I see the women as the victims here, even the ones who left the note/had those conversations. They were trying to fight back against the abuse being perpetrated by this male person and the NHS trust that allowed the male person into the women’s changing/shower area.

Obviously the comments were insulting and offensive, and none of it was language I myself would use, but do women really have any obligation to be respectful and courteous toward a male person who is abusing them? This is heading back to the notion that a female victim of rape should be obliged to refer to her rapist as “she” if the rapist identifies as a woman.

This is one reason why women find it so hard to say no. We are punished and penalised when we do. We are made out to be the wrongdoers.

Is it not normal for women to use extremely insulting language about men who have hurt or abused them in some way? Women routinely call men knobheads, pricks, dicks, wankers, wankstains, arsewipes and much more here on this very site.

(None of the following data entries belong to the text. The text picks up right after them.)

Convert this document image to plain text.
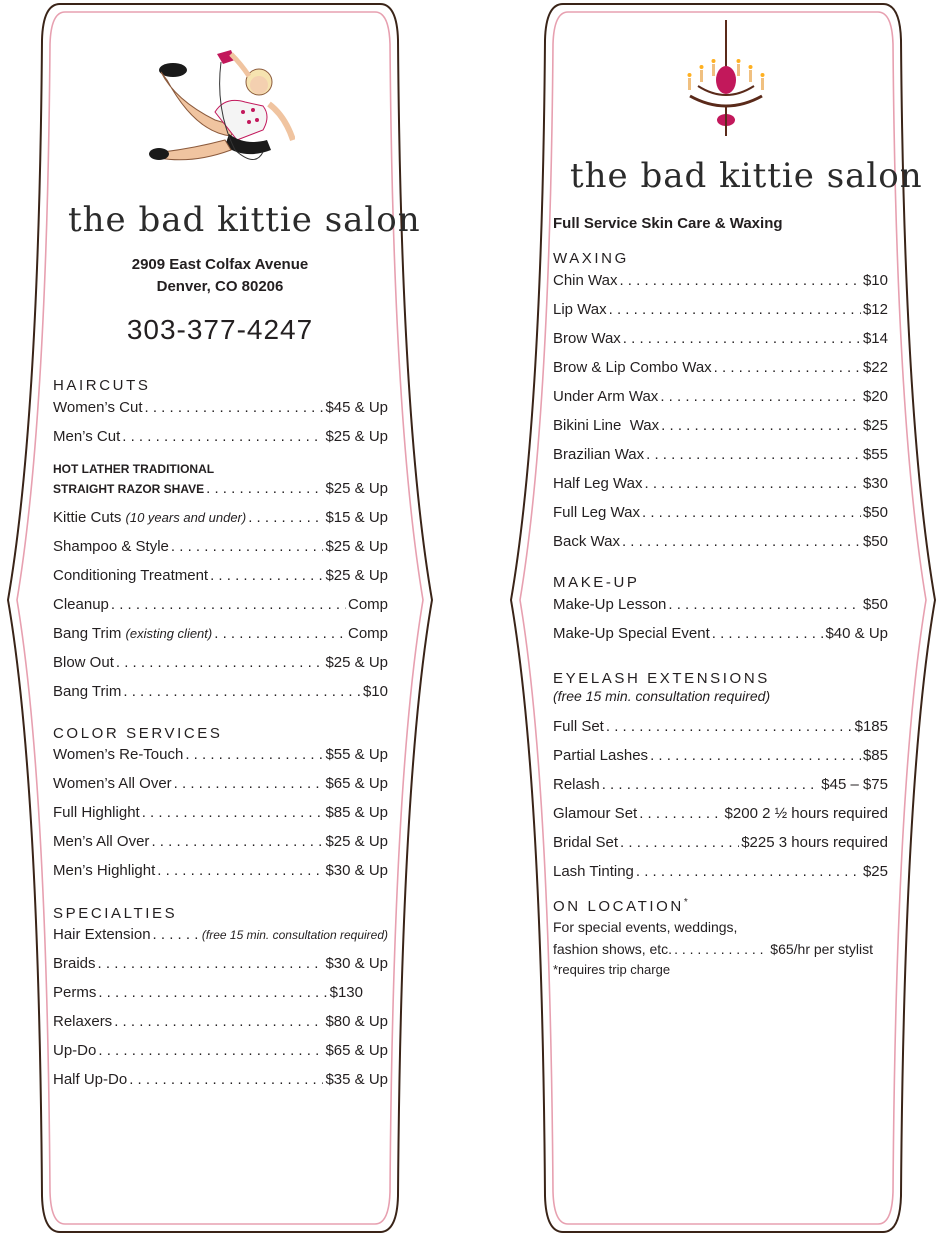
the bad kittie salon
2909 East Colfax Avenue
Denver, CO 80206
303-377-4247
HAIRCUTS
Women’s Cut . . .	$45 & Up
Men’s Cut . . .	$25 & Up
HOT LATHER TRADITIONAL
STRAIGHT RAZOR SHAVE . . .	$25 & Up
Kittie Cuts (10 years and under) . . .	$15 & Up
Shampoo & Style . . .	$25 & Up
Conditioning Treatment . . .	$25 & Up
Cleanup . . .	Comp
Bang Trim (existing client) . . .	Comp
Blow Out . . .	$25 & Up
Bang Trim . . .	$10
COLOR SERVICES
Women’s Re-Touch . . .	$55 & Up
Women’s All Over . . .	$65 & Up
Full Highlight . . .	$85 & Up
Men’s All Over . . .	$25 & Up
Men’s Highlight . . .	$30 & Up
SPECIALTIES
Hair Extension . . .	(free 15 min. consultation required)
Braids . . .	$30 & Up
Perms . . .	$130
Relaxers . . .	$80 & Up
Up-Do . . .	$65 & Up
Half Up-Do . . .	$35 & Up
the bad kittie salon
Full Service Skin Care & Waxing
WAXING
Chin Wax . . .	$10
Lip Wax . . .	$12
Brow Wax . . .	$14
Brow & Lip Combo Wax . . .	$22
Under Arm Wax . . .	$20
Bikini Line  Wax . . .	$25
Brazilian Wax . . .	$55
Half Leg Wax . . .	$30
Full Leg Wax . . .	$50
Back Wax . . .	$50
MAKE-UP
Make-Up Lesson . . .	$50
Make-Up Special Event . . .	$40 & Up
EYELASH EXTENSIONS
(free 15 min. consultation required)
Full Set . . .	$185
Partial Lashes . . .	$85
Relash . . .	$45 – $75
Glamour Set . . .	$200 2 ½ hours required
Bridal Set . . .	$225 3 hours required
Lash Tinting . . .	$25
ON LOCATION*
For special events, weddings,
fashion shows, etc. . . .	$65/hr per stylist
*requires trip charge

This male person made a choice to violate the women’s boundaries. Any non-trans male person who made a choice to violate women’s boundaries would be fair game for any amount of abusive epithets. And no one (but MRAs) would really have a problem with it.

The ET judge used the wrong comparator, as many have already said, and should have measured the response against the response any other male person would have faced in that situation. What she did is very, very worrying, and smacks of the same old regulatory capture we’ve seen so much of.

Deeply disturbing that this will very probably have given the green light to I don’t know how many other male people who want free access to women only spaces, and who could want that access for all sorts of reasons, not just if they identify as trans.

Whether this person was intending to cause distress with this exhibitionism or was just seeking the validation of being in with the women, the impact on the women is the same: this is abusive behaviour - the women here were the victims of a sex offence - and we really, really need to start naming it as such.

"I see the women as the victims here, even the ones who left the note/had those conversations."

Says a lot that you consider a known bully a victim in this situation.